Let's trace the algorithm with an example: arr = [3, 1, 4, 1, 5, 9, 2, 6]

1. tails = []
2. Process 3: tails is empty. Append 3. tails = [3]
3. Process 1: 1 is not greater than 3. Smallest element >= 1 is 3. Replace 3 with 1. tails = [1]
4. Process 4: 4 is greater than 1. Append 4. tails = [1, 4]
5. Process 1: 1 is not greater than 4. Smallest element >= 1 is 1. Replace 1 with 1 (no change). tails = [1, 4]
6. Process 5: 5 is greater than 4. Append 5. tails = [1, 4, 5]
7. Process 9: 9 is greater than 5. Append 9. tails = [1, 4, 5, 9]
8. Process 2: 2 is not greater than 9. Smallest element >= 2 is 4. Replace 4 with 2. tails = [1, 2, 5, 9]
9. Process 6: 6 is not greater than 9. Smallest element >= 6 is 9. Replace 9 with 6. tails = [1, 2, 5, 6]
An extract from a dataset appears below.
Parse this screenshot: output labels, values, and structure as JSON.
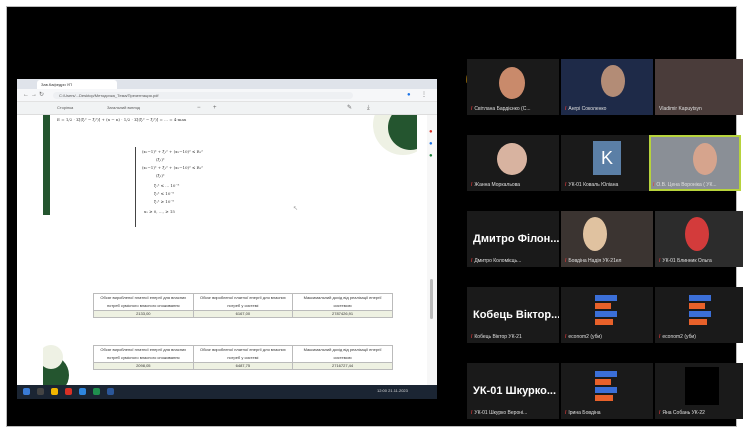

After processing all elements, the length of tails is 4. Thus, the LIS length is 4. Note that [1, 2, 5, 6] is indeed an increasing subsequence, but it's not necessarily the LIS. For example, [3, 4, 5, 9] is also an LIS of length 4. The tails array only guarantees the correct length, not the actual subsequence itself. If you need to reconstruct the LIS, you would need to store predecessors, which adds complexity but doesn't change the time complexity.

#include <vector>
#include <algorithm>

int lengthOfLIS(std::vector<int>& nums) {
    if (nums.empty()) {
        return 0;
    }

    std::vector<int> tails;
    tails.push_back(nums[0]);

    for (size_t i = 1; i < nums.size(); ++i) {
        int num = nums[i];
        if (num > tails.back()) {
            // If current number is greater than the largest tail,
            // it extends the longest LIS found so far.
            tails.push_back(num);
        } else {
            // Find the smallest tail that is >= num and replace it.
            // std::lower_bound returns an iterator to the first element
            // that is not less than 'num'.
            *std::lower_bound(tails.begin(), tails.end(), num) = num;
        }
    }

    return tails.size();
}

C++ implementation of the O(n log n) LIS algorithm.

Proof of Correctness

The correctness of this algorithm hinges on two key invariants:

1. The tails array is always sorted in increasing order. This is maintained because we either append an element larger than the current last element, or we replace an element with a smaller one, ensuring the sorted property is preserved.
2. tails[i] stores the smallest ending element of all increasing subsequences of length i+1 found so far. Let's prove this by induction.
   • Base Case: When tails has one element, tails[0], it is the smallest ending element of an LIS of length 1.
   • Inductive Step: Assume tails[k] is the smallest ending element of an LIS of length k+1 for all k < i. When we process a new element x:
     • If x > tails.back(): We append x. The new tails.back() (which is x) is the smallest ending element of an LIS of length tails.size() because any other LIS of that length would have been formed by extending a shorter LIS with a smaller element, which would have already resulted in a smaller tails.back() at an earlier step.
     • If x <= tails.back(): We find tails[j] such that tails[j-1] < x <= tails[j] (or x <= tails[0] if j=0). We replace tails[j] with x. This replacement is valid because x can now form an increasing subsequence of length j+1 ending with x. Since x <= tails[j], x is now the smallest possible ending element for an increasing subsequence of length j+1. Any other increasing subsequence of length j+1 ending with a value smaller than x would have already updated tails[j] to that smaller value.

Because tails[i] always holds the smallest possible ending element for an increasing subsequence of length i+1, the final length of the tails array accurately represents the length of the Longest Increasing Subsequence.